People's Pilot, Volume 4, Number 14, Rensselaer, Jasper County, 21 September 1894 — WAITING FOR ENGLAND. [ARTICLE]

WAITING FOR ENGLAND.

Why Should We Wait Until England Has Foreclosed Before Protecting American Interests? The London money lenders will favor silver when they have closed out Australia, the Argentine Republic and a large portion of the United States and placed the trade of India entirely at their mercy. They will then meet us half way on the silver question, because they know that silver must come into general use in the coinage before prices advance, and without this advance in prices the property they have grabbed would be eaten up by taxes. The News has never believed in waiting for England on the silver question, because her interests in the premises are opposite to ours. It is pleased to find the great newspaper of the middle west, the Cincinnati Enquirer, on the same side of the topic. In a recent editorial on the subject the Enquirer said: “Ours is the greatest silver-produc-ing country on the globe, and the best interests of all who are producing wealth will be immeasurably promoted by its universal use as money. The Enquirer is ready to advocate any practicable, honest, honorable and statesman-like mode to make silver a universal standard of value.
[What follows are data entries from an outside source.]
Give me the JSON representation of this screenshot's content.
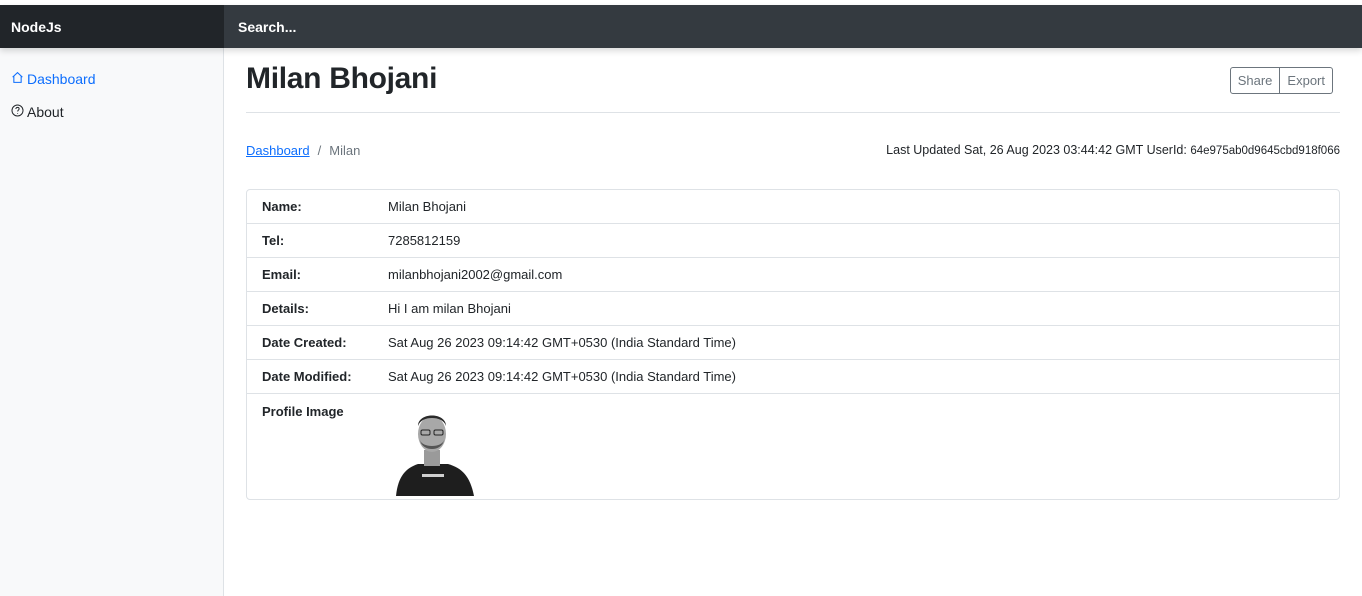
{
  "navbar": {
    "brand": "NodeJs",
    "search_placeholder": "Search..."
  },
  "sidebar": {
    "items": [
      {
        "label": "Dashboard",
        "icon": "house-icon",
        "active": true
      },
      {
        "label": "About",
        "icon": "question-circle-icon",
        "active": false
      }
    ]
  },
  "page": {
    "title": "Milan Bhojani",
    "share_label": "Share",
    "export_label": "Export"
  },
  "breadcrumb": {
    "link": "Dashboard",
    "separator": "/",
    "current": "Milan"
  },
  "meta": {
    "updated_text": "Last Updated Sat, 26 Aug 2023 03:44:42 GMT",
    "userid_label": "UserId:",
    "userid_value": "64e975ab0d9645cbd918f066"
  },
  "details": {
    "rows": [
      {
        "label": "Name:",
        "value": "Milan Bhojani"
      },
      {
        "label": "Tel:",
        "value": "7285812159"
      },
      {
        "label": "Email:",
        "value": "milanbhojani2002@gmail.com"
      },
      {
        "label": "Details:",
        "value": "Hi I am milan Bhojani"
      },
      {
        "label": "Date Created:",
        "value": "Sat Aug 26 2023 09:14:42 GMT+0530 (India Standard Time)"
      },
      {
        "label": "Date Modified:",
        "value": "Sat Aug 26 2023 09:14:42 GMT+0530 (India Standard Time)"
      }
    ],
    "image_label": "Profile Image"
  },
  "colors": {
    "navbar": "#343a40",
    "brand_bg": "#212529",
    "link": "#0d6efd",
    "sidebar_bg": "#f8f9fa"
  }
}
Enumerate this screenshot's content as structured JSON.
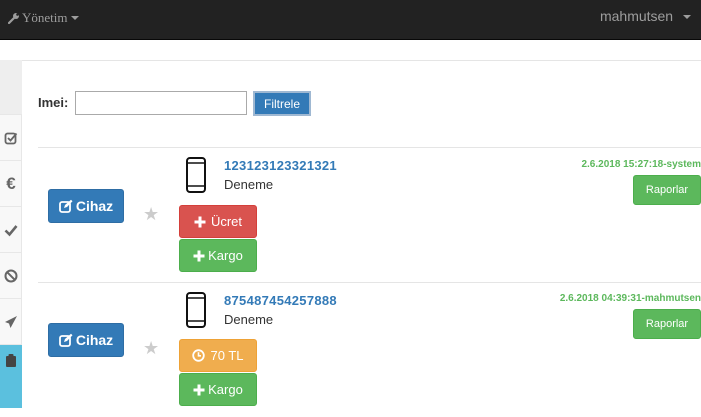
{
  "navbar": {
    "menu_label": "Yönetim",
    "user_label": "mahmutsen",
    "bg_color": "#222222"
  },
  "sidebar": {
    "items": [
      {
        "icon": "check-square-icon"
      },
      {
        "icon": "euro-icon"
      },
      {
        "icon": "check-icon"
      },
      {
        "icon": "ban-icon"
      },
      {
        "icon": "paper-plane-icon"
      },
      {
        "icon": "clipboard-icon",
        "active": true
      }
    ]
  },
  "filter": {
    "label": "Imei:",
    "input_value": "",
    "button_label": "Filtrele"
  },
  "devices": [
    {
      "cihaz_label": "Cihaz",
      "imei": "123123123321321",
      "description": "Deneme",
      "fee_label": "Ücret",
      "kargo_label": "Kargo",
      "timestamp": "2.6.2018 15:27:18-system",
      "report_label": "Raporlar"
    },
    {
      "cihaz_label": "Cihaz",
      "imei": "875487454257888",
      "description": "Deneme",
      "fee_label": "70 TL",
      "kargo_label": "Kargo",
      "timestamp": "2.6.2018 04:39:31-mahmutsen",
      "report_label": "Raporlar"
    }
  ],
  "colors": {
    "primary": "#337ab7",
    "danger": "#d9534f",
    "success": "#5cb85c",
    "warning": "#f0ad4e",
    "sidebar_active": "#5bc0de"
  }
}
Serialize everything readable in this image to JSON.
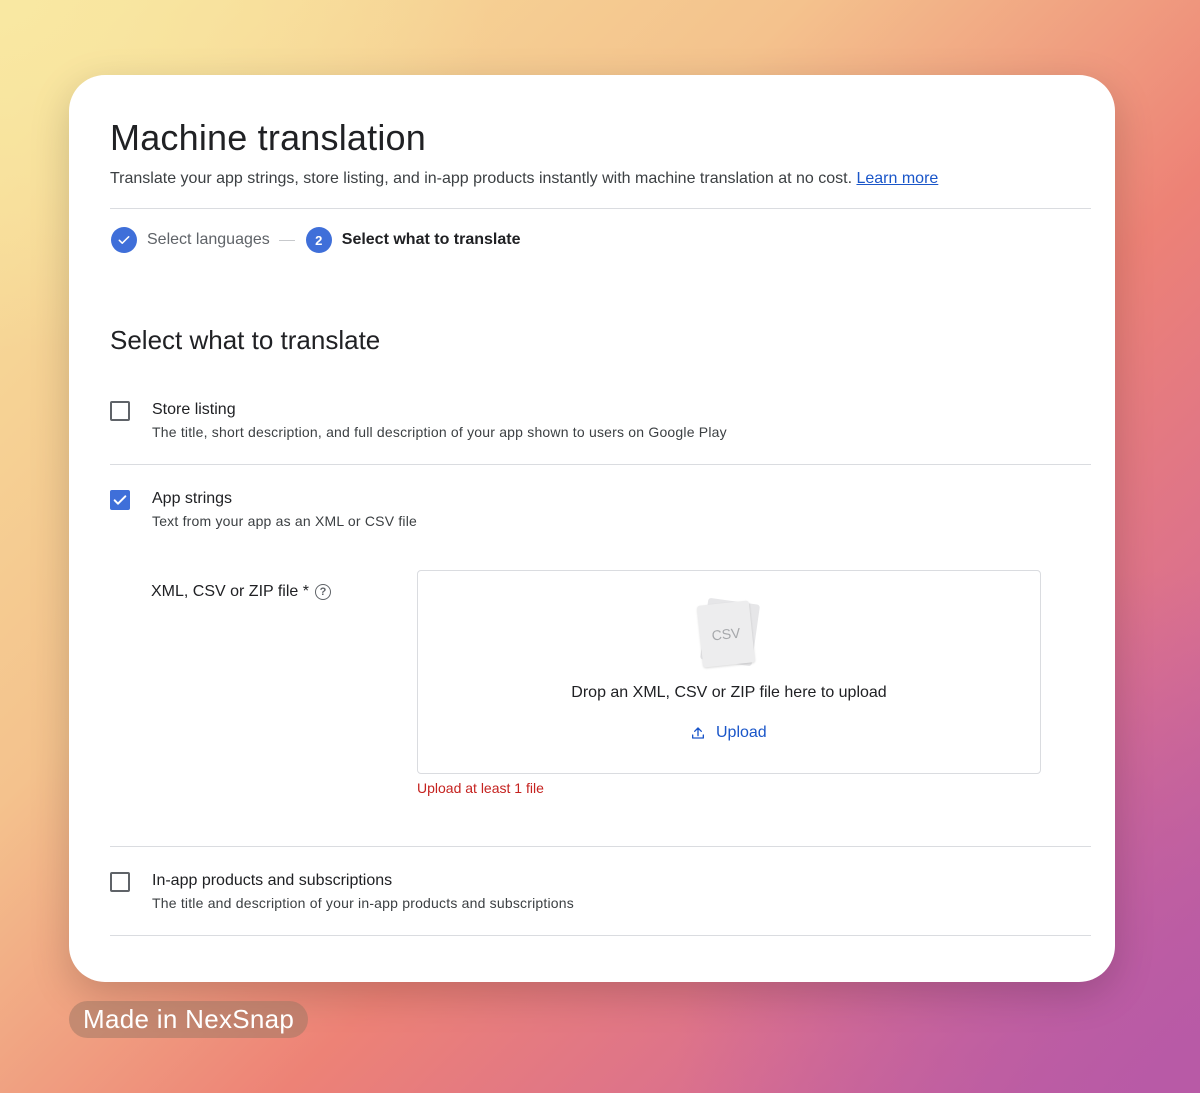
{
  "header": {
    "title": "Machine translation",
    "subtitle": "Translate your app strings, store listing, and in-app products instantly with machine translation at no cost.",
    "learn_more": "Learn more"
  },
  "stepper": {
    "steps": [
      {
        "label": "Select languages",
        "status": "completed"
      },
      {
        "number": "2",
        "label": "Select what to translate",
        "status": "active"
      }
    ]
  },
  "section": {
    "title": "Select what to translate",
    "options": [
      {
        "label": "Store listing",
        "description": "The title, short description, and full description of your app shown to users on Google Play",
        "checked": false
      },
      {
        "label": "App strings",
        "description": "Text from your app as an XML or CSV file",
        "checked": true
      },
      {
        "label": "In-app products and subscriptions",
        "description": "The title and description of your in-app products and subscriptions",
        "checked": false
      }
    ]
  },
  "upload": {
    "field_label": "XML, CSV or ZIP file *",
    "file_type": "CSV",
    "drop_text": "Drop an XML, CSV or ZIP file here to upload",
    "button_label": "Upload",
    "error": "Upload at least 1 file"
  },
  "watermark": "Made in NexSnap",
  "colors": {
    "accent": "#3f6fd9",
    "link": "#1a56c9",
    "error": "#c5221f"
  }
}
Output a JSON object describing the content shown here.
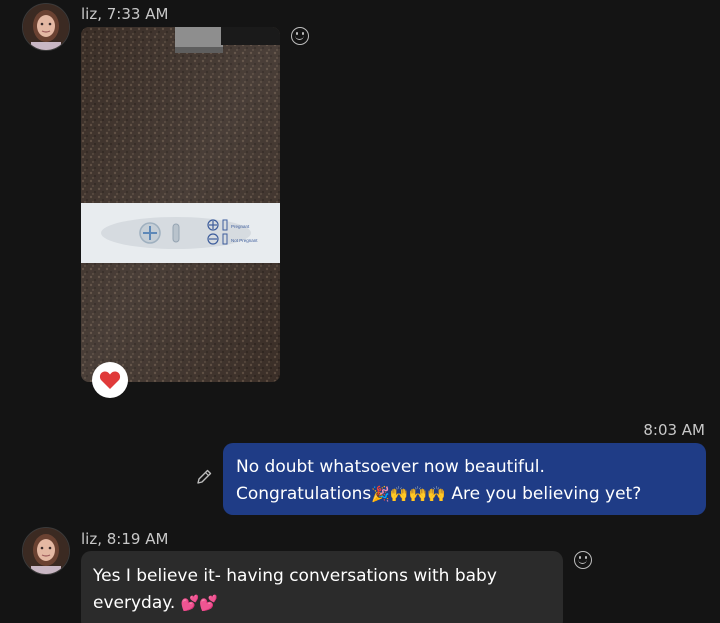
{
  "messages": [
    {
      "sender": "liz",
      "meta": "liz, 7:33 AM",
      "attachment": {
        "type": "photo",
        "test_labels": [
          "Pregnant",
          "Not Pregnant"
        ]
      },
      "reaction_icon": "heart-icon"
    },
    {
      "sender": "me",
      "time": "8:03 AM",
      "line1": "No doubt whatsoever now beautiful.",
      "line2_prefix": "Congratulations",
      "line2_emojis": "🎉🙌🙌🙌",
      "line2_suffix": " Are you believing yet?"
    },
    {
      "sender": "liz",
      "meta": "liz, 8:19 AM",
      "line1": "Yes I believe it- having conversations with baby",
      "line2_text": "everyday. ",
      "line2_emojis": "💕💕"
    }
  ],
  "colors": {
    "background": "#141414",
    "outgoing_bubble": "#1f3c86",
    "incoming_bubble": "#2b2b2b",
    "reaction_heart": "#e03a3a"
  }
}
It is in the power of the American congress to make it to the interest and profit of all commercial nations to join in the coin--1 age of silver at a fixed ratio with gold. We heartily concur in the opinion of Balfour and other distinguished English statesmen that if the United States persist in the coinage of silver England and other European monometallist nations must conform their money to ours or lose their most valuable trade. With common standards of value and universal reciprocity, the peace, happiness and prosperity of the whole family of man are assured, with the continued favor and blessing of a common father.” The London money power does not meet the Balfour argument—it simply ignores it. One end of the gold string rests securely in its hands and when it pulls that string its puppets will dance to the music furnished, let the logic of the silver men be what they may. Power of any kind has respect only for the class of logic which is evolved by power, and when the American republic became a blind Imitator of the British government in its financial policy it acknowledged before the world that all semblance of power had departed from it. It stands now as a beggar at the gate—holding the gold in its treasury by the kind permission of the Lombard street usurers.—Denver News.